Abstract: Systematic reviews follow predefined standards to ensure unbiased, comprehensive,
transparent, repeatable, and robust evidence synthesis including statistical meta-analyses. For various stakeholders, such systematic reviews help to address uncertainties regarding
environmental impacts of genetically modified (GM) plants. The current work, following the
stringent standards of the Collaboration for Environmental Evidence (CEE), addressed the
question: “Does the growing of Bt maize change abundance or ecological function of non-target animals compared to the growing of non-GM maize?”. Literature was searched and screened systematically until August 2019. More than 7200 records on invertebrate abundance, activity density, or predation/parasitism rates were stored in a custom-made database. A critical appraisal scheme for field studies on non-targets in GM crops was developed to capture issues associated with internal and external validity of all primary data.
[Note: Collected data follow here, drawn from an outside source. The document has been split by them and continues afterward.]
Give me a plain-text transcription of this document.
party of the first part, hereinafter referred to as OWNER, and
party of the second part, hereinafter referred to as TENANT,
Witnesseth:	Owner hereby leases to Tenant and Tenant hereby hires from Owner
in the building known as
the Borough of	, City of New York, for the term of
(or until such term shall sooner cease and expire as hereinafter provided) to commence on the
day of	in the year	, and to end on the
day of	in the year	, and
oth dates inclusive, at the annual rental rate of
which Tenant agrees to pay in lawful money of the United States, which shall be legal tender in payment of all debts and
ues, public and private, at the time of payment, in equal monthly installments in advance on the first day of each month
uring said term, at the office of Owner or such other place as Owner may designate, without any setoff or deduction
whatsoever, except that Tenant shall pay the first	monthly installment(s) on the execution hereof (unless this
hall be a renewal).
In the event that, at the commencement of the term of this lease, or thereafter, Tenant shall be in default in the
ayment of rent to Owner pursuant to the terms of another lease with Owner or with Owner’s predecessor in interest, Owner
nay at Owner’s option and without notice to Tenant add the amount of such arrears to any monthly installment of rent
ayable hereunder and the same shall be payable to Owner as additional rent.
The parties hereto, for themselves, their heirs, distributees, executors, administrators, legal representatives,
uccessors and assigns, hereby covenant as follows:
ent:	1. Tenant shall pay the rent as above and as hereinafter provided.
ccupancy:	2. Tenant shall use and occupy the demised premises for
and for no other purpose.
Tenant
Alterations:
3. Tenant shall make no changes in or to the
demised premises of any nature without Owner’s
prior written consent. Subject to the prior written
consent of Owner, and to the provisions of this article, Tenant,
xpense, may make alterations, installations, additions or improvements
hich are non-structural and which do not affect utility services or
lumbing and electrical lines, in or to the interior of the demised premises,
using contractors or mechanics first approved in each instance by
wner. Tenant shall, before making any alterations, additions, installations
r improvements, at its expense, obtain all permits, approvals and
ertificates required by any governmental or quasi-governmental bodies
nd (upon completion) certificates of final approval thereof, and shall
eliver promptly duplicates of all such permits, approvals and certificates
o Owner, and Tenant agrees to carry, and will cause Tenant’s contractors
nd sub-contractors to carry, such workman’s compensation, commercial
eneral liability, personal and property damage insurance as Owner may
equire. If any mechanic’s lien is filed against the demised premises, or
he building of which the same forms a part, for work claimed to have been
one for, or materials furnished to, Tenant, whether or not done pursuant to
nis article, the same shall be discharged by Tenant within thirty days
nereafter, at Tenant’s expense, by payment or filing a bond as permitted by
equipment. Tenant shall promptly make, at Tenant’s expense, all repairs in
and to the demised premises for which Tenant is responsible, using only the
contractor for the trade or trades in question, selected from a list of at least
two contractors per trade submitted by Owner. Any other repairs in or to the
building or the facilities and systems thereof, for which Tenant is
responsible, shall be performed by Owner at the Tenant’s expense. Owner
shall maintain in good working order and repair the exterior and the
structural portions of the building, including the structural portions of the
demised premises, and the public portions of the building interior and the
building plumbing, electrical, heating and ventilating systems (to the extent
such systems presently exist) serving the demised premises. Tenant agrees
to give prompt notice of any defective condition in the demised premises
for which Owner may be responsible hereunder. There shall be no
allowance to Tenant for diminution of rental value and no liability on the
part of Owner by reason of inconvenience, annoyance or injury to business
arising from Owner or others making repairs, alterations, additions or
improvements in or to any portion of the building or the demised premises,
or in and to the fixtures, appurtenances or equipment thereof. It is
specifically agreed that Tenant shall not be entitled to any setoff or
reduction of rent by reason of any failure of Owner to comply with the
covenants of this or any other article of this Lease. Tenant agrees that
Our meta-analyses on different taxonomic levels revealed few and often non-robust significant effect sizes when comparing Bt maize (GM to produce insecticidal Cry proteins from Bacillus thuringiensis) and untreated nonBt maize, largely corroborating earlier meta-analyses. When untreated Bt maize was compared with conventional maize sprayed with insecticides, predator populations in particular were lower after the application of broad-spectrum pyrethroids. Bt maize thus represents a highly selective pest control technology with relatively few negative consequences for non-target invertebrates, especially when compared with the use of broad-spectrum insecticides for managing Bt-targeted pests. One shortcoming of the present and all prior reviews, however, is the limited availability of data. To facilitate future meta-analyses, we strongly encourage researchers to publish full datasets along with scientific articles.